Most models saw year-over-year declines, including a nearly 33 percent drop for the Golf/GTI subcompact models. The Jetta SportWagen had a 3.4 percent rise in sales, while demand for the Beetle convertible helped keep Beetle sales in positive territory despite declines for the hardtop version. The Tiguan crossover was one of the shining spots in April, registering a 6.6 percent rise on relatively high volume.
Orignal version of this story continues below with figures from the Detroit Three automakers:
General Motors Co. (NYSE:GM), North America’s largest automaker, announced Wednesday it sold 237,646 cars and light trucks in April, an 11 percent increase from last year on robust demand for the Chevrolet Cruze sedan, Equinox crossover and Tahoe SUV.
GM’s seasonally adjusted annual rate of sales (SAAR) estimate for the calendar year stands at 15.2 million units, up from last year’s 14.5 million and within the 15 million to 15.5 million units that most analysts expect. If achieved with sustained momentum, then 2014 could see the U.S. auto market back to 2007 levels, prior to the recession that sent auto sales plummeting and drove two of three U.S. automakers to seek help from the U.S. taxpayer.
“The Detroit Three had a particularly strong month -- all had double-digit sales increases that look as if they will outpace the industry's growth,” said Michelle Krebs of Edmunds.com. “Strength is coming from full-size pickup trucks, which may well have gained a full percentage point of market share from a year ago."
(For more on Ford's April sales, click here.)
As with competitors Ford Motor Company (NYSE:F) and Chrysler Group LLC, GM saw sales of its popular pickup truck, the Silverado, boost revenue as the rebounding housing market lifted demand for America’s perennial favorite vehicle type.

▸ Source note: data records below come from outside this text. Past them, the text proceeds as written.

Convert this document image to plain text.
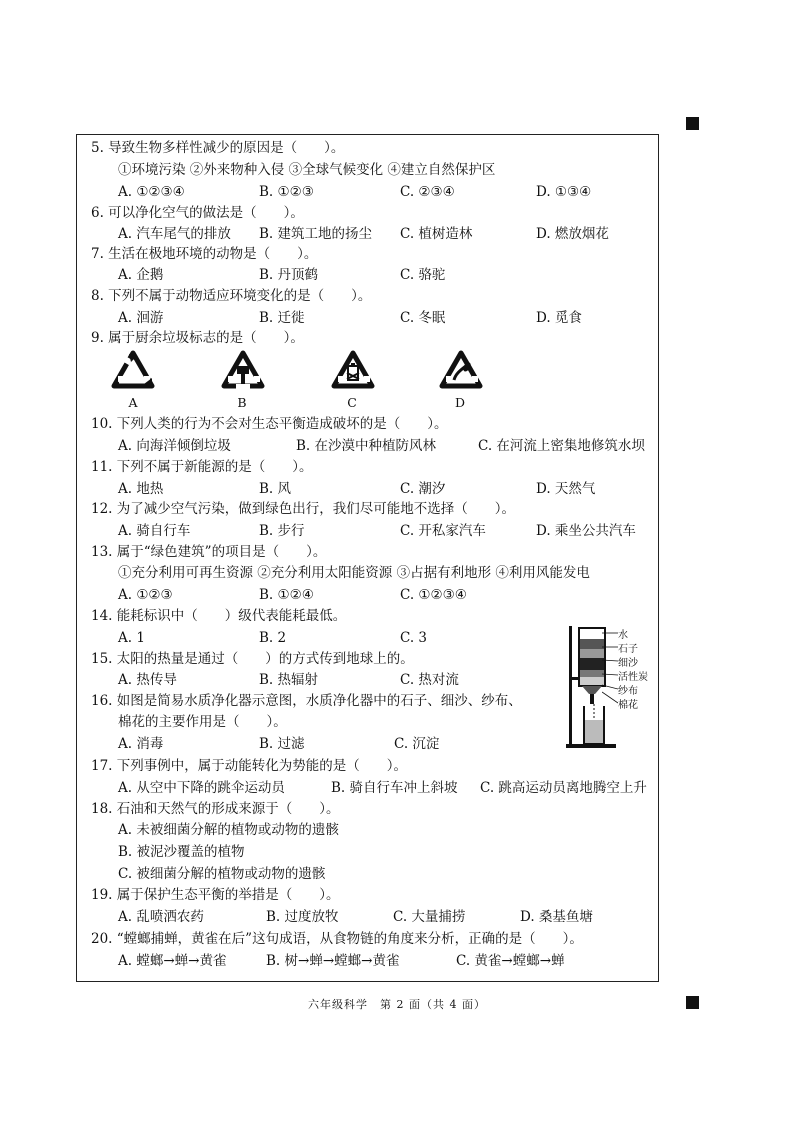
5. 导致生物多样性减少的原因是（　　）。
①环境污染 ②外来物种入侵 ③全球气候变化 ④建立自然保护区
A. ①②③④	B. ①②③	C. ②③④	D. ①③④
6. 可以净化空气的做法是（　　）。
A. 汽车尾气的排放 B. 建筑工地的扬尘 C. 植树造林	D. 燃放烟花
7. 生活在极地环境的动物是（　　）。
A. 企鹅	B. 丹顶鹤	C. 骆驼
8. 下列不属于动物适应环境变化的是（　　）。
A. 洄游	B. 迁徙	C. 冬眠	D. 觅食
9. 属于厨余垃圾标志的是（　　）。
A	B	C	D
10. 下列人类的行为不会对生态平衡造成破坏的是（　　）。
A. 向海洋倾倒垃圾	B. 在沙漠中种植防风林	C. 在河流上密集地修筑水坝
11. 下列不属于新能源的是（　　）。
A. 地热	B. 风	C. 潮汐	D. 天然气
12. 为了减少空气污染，做到绿色出行，我们尽可能地不选择（　　）。
A. 骑自行车	B. 步行	C. 开私家汽车	D. 乘坐公共汽车
13. 属于“绿色建筑”的项目是（　　）。
①充分利用可再生资源 ②充分利用太阳能资源 ③占据有利地形 ④利用风能发电
A. ①②③	B. ①②④	C. ①②③④
14. 能耗标识中（　　）级代表能耗最低。
A. 1	B. 2	C. 3
15. 太阳的热量是通过（　　）的方式传到地球上的。
A. 热传导	B. 热辐射	C. 热对流
16. 如图是简易水质净化器示意图，水质净化器中的石子、细沙、纱布、
棉花的主要作用是（　　）。
A. 消毒	B. 过滤	C. 沉淀
水
石子
细沙
活性炭
纱布
棉花
17. 下列事例中，属于动能转化为势能的是（　　）。
A. 从空中下降的跳伞运动员	B. 骑自行车冲上斜坡 C. 跳高运动员离地腾空上升
18. 石油和天然气的形成来源于（　　）。
A. 未被细菌分解的植物或动物的遗骸
B. 被泥沙覆盖的植物
C. 被细菌分解的植物或动物的遗骸
19. 属于保护生态平衡的举措是（　　）。
A. 乱喷洒农药	B. 过度放牧	C. 大量捕捞	D. 桑基鱼塘
20. “螳螂捕蝉，黄雀在后”这句成语，从食物链的角度来分析，正确的是（　　）。
A. 螳螂→蝉→黄雀	B. 树→蝉→螳螂→黄雀	C. 黄雀→螳螂→蝉
六年级科学　第 2 面（共 4 面）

Combined, the three auto makers sold 606,928 vehicles last month, representing the bulk of total sales but not including major foreign auto companies, like Honda and VW, which announce their sales figures throughout the day.
(For more on Chrysler's April sales, click here.)
GM’s Chevrolet sold 39,395 Silverado pickups last month, a 28 percent spike from April of last year. The company will be delivering the 2014 model to dealers this summer, so if demand for trucks continues, the company will want to unload its older models and get sales rolling for the newer one.
“GM will be looking to reduce Chevrolet pickup supply if inventory is still high when sales are reported,” said Paul Taylor, chief economist for the National Automobile Dealers Association.
The 2013 Cadillac XTS luxury sedan helped push sales up 34.3 percent in GM’s luxury segment. The Cadillac SRX crossover and the CTS sedan, the most popular brands in the segment, saw sales decline last month while the three Escalade SUV models saw gains in sales.
“Car-buying conditions are strong and will continue to release pent-up demand,” said Kurt McNeil, GM’s vice president of U.S. sales, in the sales announcement. GM’s SAAR, for the entire U.S. auto market in April was 15 million vehicles, 200,000 fewer than March. April tends to see sales decline from March, which is typically the best month for auto sales in the first quarter.